Em um mercado onde a visibilidade ganhou um peso enorme, parece que apenas realizar um bom trabalho já não é suficiente. Além de criar, entregar e gerar resultados, existe uma expectativa constante de mostrar que estamos criando, entregando e gerando resultados.
O curioso é que essa transformação aconteceu de forma tão gradual que quase deixou de ser percebida. O que começou como uma oportunidade de compartilhar conhecimento passou, em muitos casos, a ser encarado como uma necessidade de posicionamento profissional.
Não há dúvida de que as redes sociais trouxeram avanços importantes e uma mudança positiva. Elas democratizaram o acesso à informação, ampliaram vozes que antes tinham pouco espaço e permitiram que profissionais de diferentes origens construíssem autoridade sem depender exclusivamente das estruturas tradicionais do mercado.
Percebo isso em conversas com colegas de diferentes áreas. Muitos gostam de produzir conteúdo e reconhecem o valor dessa prática e outros não têm o mesmo interesse ou perfil, já que criou-se uma necessidade de estar constantemente presente, opinando, publicando e aparecendo. Mas o ponto central que quero provocar aqui não é sobre expor ou não o seu trabalho nas redes sociais; e sim quando isso passa de algo esporádico para uma obrigação como forma de validação no mercado.
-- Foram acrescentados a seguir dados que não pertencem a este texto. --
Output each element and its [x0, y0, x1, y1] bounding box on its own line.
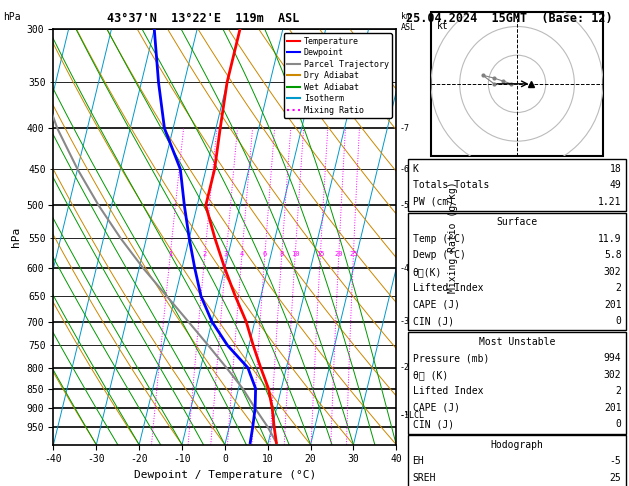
Text: 10: 10 [291, 251, 299, 257]
Text: 20: 20 [335, 251, 343, 257]
Text: 8: 8 [279, 251, 284, 257]
Text: Lifted Index: Lifted Index [413, 386, 483, 396]
Bar [431, 12, 603, 156]
Text: -5: -5 [399, 201, 409, 210]
Text: Surface: Surface [496, 217, 538, 227]
Text: CAPE (J): CAPE (J) [413, 403, 460, 413]
Legend: Temperature, Dewpoint, Parcel Trajectory, Dry Adiabat, Wet Adiabat, Isotherm, Mi: Temperature, Dewpoint, Parcel Trajectory… [284, 34, 392, 118]
Text: 302: 302 [604, 370, 621, 380]
Text: -1: -1 [399, 412, 409, 420]
Text: PW (cm): PW (cm) [413, 197, 454, 207]
Text: Temp (°C): Temp (°C) [413, 234, 465, 243]
Text: 4: 4 [240, 251, 244, 257]
Text: hPa: hPa [3, 12, 21, 22]
Text: Totals Totals: Totals Totals [413, 180, 489, 190]
Text: 18: 18 [610, 164, 621, 174]
Text: Dewp (°C): Dewp (°C) [413, 250, 465, 260]
Text: 1.21: 1.21 [598, 197, 621, 207]
Text: Lifted Index: Lifted Index [413, 283, 483, 293]
Text: kt: kt [437, 21, 448, 31]
Text: 43°37'N  13°22'E  119m  ASL: 43°37'N 13°22'E 119m ASL [107, 12, 299, 25]
Text: 25: 25 [349, 251, 357, 257]
Text: Pressure (mb): Pressure (mb) [413, 353, 489, 363]
Text: 2: 2 [616, 386, 621, 396]
Text: 15: 15 [316, 251, 325, 257]
Text: 25.04.2024  15GMT  (Base: 12): 25.04.2024 15GMT (Base: 12) [406, 12, 612, 25]
Text: K: K [413, 164, 418, 174]
Text: 994: 994 [604, 353, 621, 363]
Text: 0: 0 [616, 316, 621, 326]
Text: 25: 25 [610, 473, 621, 483]
Text: Most Unstable: Most Unstable [479, 337, 555, 347]
Text: km
ASL: km ASL [401, 12, 416, 32]
Text: -¹LCL: -¹LCL [399, 412, 424, 420]
Text: 302: 302 [604, 267, 621, 277]
Text: 49: 49 [610, 180, 621, 190]
Text: Hodograph: Hodograph [491, 440, 543, 450]
Text: -3: -3 [399, 317, 409, 326]
Text: 201: 201 [604, 403, 621, 413]
Text: 1: 1 [168, 251, 172, 257]
Text: -5: -5 [610, 456, 621, 466]
Text: EH: EH [413, 456, 425, 466]
Text: 2: 2 [203, 251, 207, 257]
Text: 0: 0 [616, 419, 621, 429]
Text: CAPE (J): CAPE (J) [413, 300, 460, 310]
Text: CIN (J): CIN (J) [413, 419, 454, 429]
Text: θᴇ(K): θᴇ(K) [413, 267, 442, 277]
Y-axis label: hPa: hPa [11, 227, 21, 247]
Text: SREH: SREH [413, 473, 436, 483]
Text: θᴇ (K): θᴇ (K) [413, 370, 448, 380]
Text: 6: 6 [262, 251, 267, 257]
Text: CIN (J): CIN (J) [413, 316, 454, 326]
Text: 3: 3 [224, 251, 228, 257]
Text: -2: -2 [399, 363, 409, 372]
Text: 11.9: 11.9 [598, 234, 621, 243]
Text: Mixing Ratio (g/kg): Mixing Ratio (g/kg) [448, 181, 458, 293]
Text: 2: 2 [616, 283, 621, 293]
Text: 201: 201 [604, 300, 621, 310]
Text: -6: -6 [399, 165, 409, 174]
Text: -4: -4 [399, 264, 409, 273]
Text: -7: -7 [399, 124, 409, 133]
X-axis label: Dewpoint / Temperature (°C): Dewpoint / Temperature (°C) [134, 470, 316, 480]
Text: 5.8: 5.8 [604, 250, 621, 260]
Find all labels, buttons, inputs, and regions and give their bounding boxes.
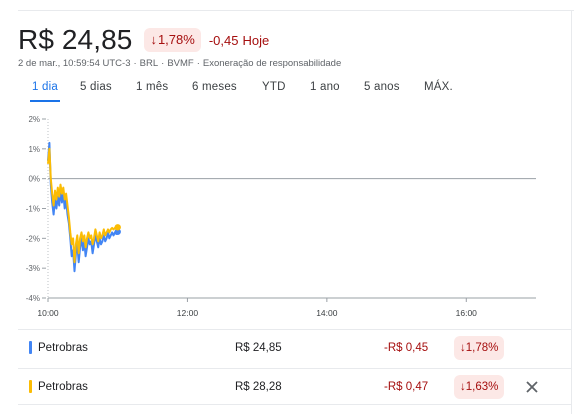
row-name: Petrobras [38, 380, 88, 393]
tab-1-year[interactable]: 1 ano [310, 81, 340, 93]
top-divider [18, 10, 574, 11]
row-name: Petrobras [38, 341, 88, 354]
currency: BRL [139, 58, 159, 69]
meta-separator: · [196, 58, 200, 69]
meta-separator: · [161, 58, 165, 69]
series-endpoint-1 [114, 224, 121, 231]
series-color-marker [29, 380, 32, 393]
row-diff: -R$ 0,47 [384, 380, 429, 393]
x-axis-ticks: 10:00 12:00 14:00 16:00 [37, 298, 477, 318]
chart-series [47, 141, 121, 273]
row-percent: 1,63% [465, 380, 499, 393]
quote-meta: 2 de mar., 10:59:54 UTC-3 · BRL · BVMF · Exone… [18, 58, 341, 69]
row-percent-badge: ↓1,63% [454, 374, 505, 399]
row-price: R$ 28,28 [235, 380, 282, 393]
series-endpoint-0 [114, 228, 121, 235]
x-tick-label: 14:00 [316, 308, 338, 318]
series-line-1 [47, 147, 119, 264]
x-tick-label: 16:00 [456, 308, 478, 318]
x-tick-label: 10:00 [37, 308, 59, 318]
y-tick-label: -1% [26, 205, 40, 214]
down-arrow-icon: ↓ [150, 32, 157, 47]
row-diff: -R$ 0,45 [384, 341, 429, 354]
series-color-marker [29, 341, 32, 354]
y-tick-label: -3% [26, 264, 40, 273]
row-percent: 1,78% [465, 341, 499, 354]
tab-5-days[interactable]: 5 dias [80, 81, 112, 93]
timestamp: 2 de mar., 10:59:54 UTC-3 [18, 58, 131, 69]
tab-max[interactable]: MÁX. [424, 81, 453, 93]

O resultado é que começamos a associar relevância profissional à frequência de exposição. Profissionais extremamente competentes, que dedicam seu tempo à pesquisa, ao aprofundamento técnico e à execução de grandes projetos, podem acabar sendo menos lembrados do que aqueles que conseguem manter uma presença digital mais ativa. Isso não significa que um modelo seja superior ao outro. A questão é entender se estamos criando um ambiente onde a visibilidade se tornou um requisito para validação profissional.
A criatividade sempre exigiu tempo. Tempo para estudar, observar comportamentos, ampliar repertório, experimentar ideias e até se afastar um pouco do trabalho para que novas conexões possam surgir. Quando a lógica da exposição constante passa a ocupar parte significativa desse espaço, vale ao menos refletir sobre os impactos que isso produz na forma como trabalhamos e somos reconhecidos.
Sou uma defensora do compartilhamento de conhecimento e pretendo continuar dividindo experiências e aprendizados. Mas também acredito que precisamos discutir com mais profundidade a pressão crescente para transformar toda trajetória profissional em conteúdo.
Porque criar conteúdo pode ampliar oportunidades, acelerar reconhecimento e fortalecer reputações. O que talvez mereça nossa atenção é outra pergunta: quando a capacidade de aparecer passou a ser quase tão importante quanto a capacidade de criar?
A visibilidade certamente abre portas. Mas a relevância de um profissional continua estando na sua capacidade de gerar ideias, resolver problemas, produzir impacto e transformar negócios, independentemente de quantas vezes isso aparece no feed.